Kirilenko was about to reply when they heard a sharp scraping from the corridor. Then the door opened inward.
HARRY MARTIN arrived at Simferopol North Airport one pissed-off human being. During the flight from Kiev he’d done nothing but seethe inwardly, feeding a rage that felt overwhelming by the time he emerged in the Arrivals hall. All he could think of was putting a bullet into the back of Kirilenko’s head. It had been Kirilenko who had misdirected him, ditched him, humiliated him with General Brandt. Now he understood why Kirilenko had so easily agreed to separate when he himself had suggested it, thinking that by heading back to Kiev while sending the Russian off on a wild-goose chase he’d be able to find Annika Dementieva on his own.
He scrutinized the passengers milling around the Arrivals hall as he would examine his past, looking for the one person on which his laserlike attention was currently fixated, so he could expunge the memory of what had happened.

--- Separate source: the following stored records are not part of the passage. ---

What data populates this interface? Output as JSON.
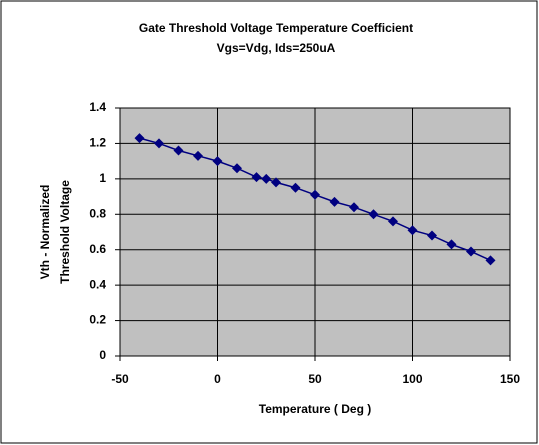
{
  "chart_data": {
    "type": "line",
    "title": "Gate Threshold Voltage Temperature Coefficient",
    "subtitle": "Vgs=Vdg, Ids=250uA",
    "y_label": [
      "Vth - Normalized",
      "Threshold Voltage"
    ],
    "x_label": "Temperature ( Deg )",
    "x": [
      -40,
      -30,
      -20,
      -10,
      0,
      10,
      20,
      25,
      30,
      40,
      50,
      60,
      70,
      80,
      90,
      100,
      110,
      120,
      130,
      140
    ],
    "series": [
      {
        "name": "Vth",
        "color": "#000080",
        "values": [
          1.23,
          1.2,
          1.16,
          1.13,
          1.1,
          1.06,
          1.01,
          1.0,
          0.98,
          0.95,
          0.91,
          0.87,
          0.84,
          0.8,
          0.76,
          0.71,
          0.68,
          0.63,
          0.59,
          0.54
        ]
      }
    ],
    "xlim": [
      -50,
      150
    ],
    "xticks": [
      -50,
      0,
      50,
      100,
      150
    ],
    "ylim": [
      0,
      1.4
    ],
    "yticks": [
      0,
      0.2,
      0.4,
      0.6,
      0.8,
      1,
      1.2,
      1.4
    ],
    "grid": true,
    "plot_background": "#c0c0c0"
  }
}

So many things in Martin’s past needed extermination or exorcism, depending on whether your bent was practical or metaphysical; he’d concluded long ago that it all amounted to the same thing. The past was a vast swamp, reeking of mistakes, betrayals, lies, and delusions. If he’d had any say in it he’d obliterate his past and everyone in it. Wouldn’t that be sweet, he thought as his eyes swept the concourse, searching for Kirilenko.
Perhaps they’d both disappeared—Kirilenko and Annika Dementieva—and he’d never be able to find either of them. Then he could walk away and never come back. But he doubted that would happen because he knew all there was to know about disappearing. Harry Martin was a legend—in spook terminology, a fiction, like a short story or a novella. And what an exacting effort it took to maintain him! Creating him had been a snap, a conjuror’s trick backed up by documents the Legends Department had manufactured like the air in a plane or a refrigerator, canned, artificial, recirculated, hermetically sealed. He was a ghost built up like a Frankenstein’s monster from the pasts of people long dead. That’s where the legends wonks got their ideas, God knows they had none of their own. But with every lie he told Harry Martin became more difficult to sustain. The short story became a novella with a crisscrossing of fabrications that took immense care to keep from contradicting each other.